Screenshots
The following screenshots describe some basic use cases.
- The program dirmaxv is called on the current directory. The result 0 indicates, that versioning is disabled for this directory.
- On the second call the additional parameter -s was passed. Now the maximum number of file versions is set to 3.
- This is checked by the third call of dirmaxv.
- Five bytes (the four digits and the carriage return character) are written to the file foobar.
- The result listed by ls is the version file foobar#0 (five byte in size) and a soft link to that file.
- The last two steps are repeated three times. Now we have three version files and a softlink pointing to the latest version (#3). This file has a size of 20 bytes. In the last step the file foobar#0 was removed, because the version limit was exceeded.
- Finally the call cat foobar displays the content of the latest file version.
- The first call in this picture shows that version files can be manipulated directly by specifying the name and the version number. Nevertheless a new file version is created. The version number of this file is constructed by incrementing the largest number.

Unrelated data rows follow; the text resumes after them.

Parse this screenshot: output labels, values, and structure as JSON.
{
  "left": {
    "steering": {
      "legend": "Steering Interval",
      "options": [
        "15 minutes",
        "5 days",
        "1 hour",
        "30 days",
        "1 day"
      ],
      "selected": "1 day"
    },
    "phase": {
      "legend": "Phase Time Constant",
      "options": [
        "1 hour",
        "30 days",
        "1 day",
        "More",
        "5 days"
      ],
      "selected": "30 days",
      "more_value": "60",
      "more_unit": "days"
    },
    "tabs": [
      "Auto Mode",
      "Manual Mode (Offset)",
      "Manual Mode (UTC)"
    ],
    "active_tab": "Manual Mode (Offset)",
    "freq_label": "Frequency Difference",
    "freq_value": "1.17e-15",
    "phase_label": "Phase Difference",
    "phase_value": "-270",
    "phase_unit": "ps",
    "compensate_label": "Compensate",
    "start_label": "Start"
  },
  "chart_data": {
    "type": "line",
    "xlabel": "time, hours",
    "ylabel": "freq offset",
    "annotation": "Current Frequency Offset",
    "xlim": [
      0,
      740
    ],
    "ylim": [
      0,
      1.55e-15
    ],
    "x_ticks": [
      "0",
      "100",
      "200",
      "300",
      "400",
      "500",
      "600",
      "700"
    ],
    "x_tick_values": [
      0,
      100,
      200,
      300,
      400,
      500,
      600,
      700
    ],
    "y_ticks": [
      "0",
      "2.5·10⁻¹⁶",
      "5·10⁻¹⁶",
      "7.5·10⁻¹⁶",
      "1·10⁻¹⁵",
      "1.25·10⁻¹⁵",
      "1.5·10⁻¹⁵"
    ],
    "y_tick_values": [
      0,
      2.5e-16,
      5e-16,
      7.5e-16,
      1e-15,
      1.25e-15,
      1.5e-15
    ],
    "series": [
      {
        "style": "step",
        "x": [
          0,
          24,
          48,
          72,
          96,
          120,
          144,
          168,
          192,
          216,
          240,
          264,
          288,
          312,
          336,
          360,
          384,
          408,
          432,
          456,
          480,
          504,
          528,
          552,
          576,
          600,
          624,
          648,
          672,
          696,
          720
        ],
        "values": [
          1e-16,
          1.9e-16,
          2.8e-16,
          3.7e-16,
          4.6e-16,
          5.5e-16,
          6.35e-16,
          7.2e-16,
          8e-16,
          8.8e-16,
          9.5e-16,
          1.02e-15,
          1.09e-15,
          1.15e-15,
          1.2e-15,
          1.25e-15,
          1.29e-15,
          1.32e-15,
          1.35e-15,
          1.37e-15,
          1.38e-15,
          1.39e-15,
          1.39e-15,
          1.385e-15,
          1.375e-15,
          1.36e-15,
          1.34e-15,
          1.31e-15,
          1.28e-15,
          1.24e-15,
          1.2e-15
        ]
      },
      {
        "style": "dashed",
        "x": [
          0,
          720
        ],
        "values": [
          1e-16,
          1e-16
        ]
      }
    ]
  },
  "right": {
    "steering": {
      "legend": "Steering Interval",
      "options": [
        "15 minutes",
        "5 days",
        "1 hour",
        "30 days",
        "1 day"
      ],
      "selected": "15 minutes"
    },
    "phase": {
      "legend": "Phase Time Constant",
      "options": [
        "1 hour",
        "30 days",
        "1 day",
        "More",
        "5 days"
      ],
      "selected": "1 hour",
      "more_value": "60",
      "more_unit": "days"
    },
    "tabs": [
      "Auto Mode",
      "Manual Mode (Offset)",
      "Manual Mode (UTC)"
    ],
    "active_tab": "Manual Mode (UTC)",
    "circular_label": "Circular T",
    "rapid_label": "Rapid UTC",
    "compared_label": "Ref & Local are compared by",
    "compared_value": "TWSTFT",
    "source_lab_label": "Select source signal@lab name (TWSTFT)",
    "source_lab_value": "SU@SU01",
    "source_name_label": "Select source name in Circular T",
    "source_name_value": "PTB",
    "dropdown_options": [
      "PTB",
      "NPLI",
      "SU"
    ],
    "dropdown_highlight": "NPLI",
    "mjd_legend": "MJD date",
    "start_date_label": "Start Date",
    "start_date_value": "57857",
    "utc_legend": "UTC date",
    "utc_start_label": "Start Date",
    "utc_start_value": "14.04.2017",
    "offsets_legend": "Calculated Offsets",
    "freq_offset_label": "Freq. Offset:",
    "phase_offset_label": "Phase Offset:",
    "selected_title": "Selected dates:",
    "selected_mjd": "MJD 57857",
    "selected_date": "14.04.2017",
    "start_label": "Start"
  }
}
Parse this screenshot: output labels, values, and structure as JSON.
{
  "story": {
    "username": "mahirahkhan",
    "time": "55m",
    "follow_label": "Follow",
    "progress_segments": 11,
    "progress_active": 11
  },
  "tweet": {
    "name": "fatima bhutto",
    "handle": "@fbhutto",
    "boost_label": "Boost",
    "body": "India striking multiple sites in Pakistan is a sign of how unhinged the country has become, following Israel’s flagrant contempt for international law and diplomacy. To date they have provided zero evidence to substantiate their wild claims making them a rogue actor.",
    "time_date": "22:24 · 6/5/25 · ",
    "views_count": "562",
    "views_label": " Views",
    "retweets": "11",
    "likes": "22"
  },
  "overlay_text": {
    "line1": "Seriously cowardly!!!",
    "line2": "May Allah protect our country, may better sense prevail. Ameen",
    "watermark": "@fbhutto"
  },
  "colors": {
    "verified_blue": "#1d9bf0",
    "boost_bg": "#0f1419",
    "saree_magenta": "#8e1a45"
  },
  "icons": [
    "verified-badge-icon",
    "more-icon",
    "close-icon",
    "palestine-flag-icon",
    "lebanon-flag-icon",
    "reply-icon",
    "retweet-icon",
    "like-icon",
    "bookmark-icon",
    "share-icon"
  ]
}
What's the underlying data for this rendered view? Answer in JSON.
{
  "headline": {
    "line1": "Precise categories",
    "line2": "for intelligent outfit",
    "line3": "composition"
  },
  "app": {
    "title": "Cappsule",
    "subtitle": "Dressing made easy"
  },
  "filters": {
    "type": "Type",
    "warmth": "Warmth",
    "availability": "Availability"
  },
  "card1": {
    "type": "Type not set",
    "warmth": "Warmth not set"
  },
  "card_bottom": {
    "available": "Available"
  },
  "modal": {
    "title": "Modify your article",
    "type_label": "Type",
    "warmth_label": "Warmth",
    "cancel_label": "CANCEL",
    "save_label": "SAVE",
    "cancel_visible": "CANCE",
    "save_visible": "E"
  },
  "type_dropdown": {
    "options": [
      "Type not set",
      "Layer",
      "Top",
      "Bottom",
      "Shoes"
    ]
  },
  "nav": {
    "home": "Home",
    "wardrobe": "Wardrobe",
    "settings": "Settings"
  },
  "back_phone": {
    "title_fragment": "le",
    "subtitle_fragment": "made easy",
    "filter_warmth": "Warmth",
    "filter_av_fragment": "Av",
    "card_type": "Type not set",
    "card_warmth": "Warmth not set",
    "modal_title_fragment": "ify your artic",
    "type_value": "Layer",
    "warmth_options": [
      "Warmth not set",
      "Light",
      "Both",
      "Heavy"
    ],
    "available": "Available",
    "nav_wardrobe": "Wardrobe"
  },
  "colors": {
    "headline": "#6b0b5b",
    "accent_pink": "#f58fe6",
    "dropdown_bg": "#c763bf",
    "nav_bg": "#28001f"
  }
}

- After displaying the content via cat a intermediate file version is deleted (rm foobar#3).
- Again a new file version is created. The version number does not close the gap which was created by the previous rm call.
- This is one of the tasks of the usermode tool purge. Every call of this program resets the version numbers of all files beginning with zero and the oldest version. Additional parameters -k and -d specify the number of versions which should be kept resp. the range of versions which should be deleted.
- A call without these parameters will keep only the latest version.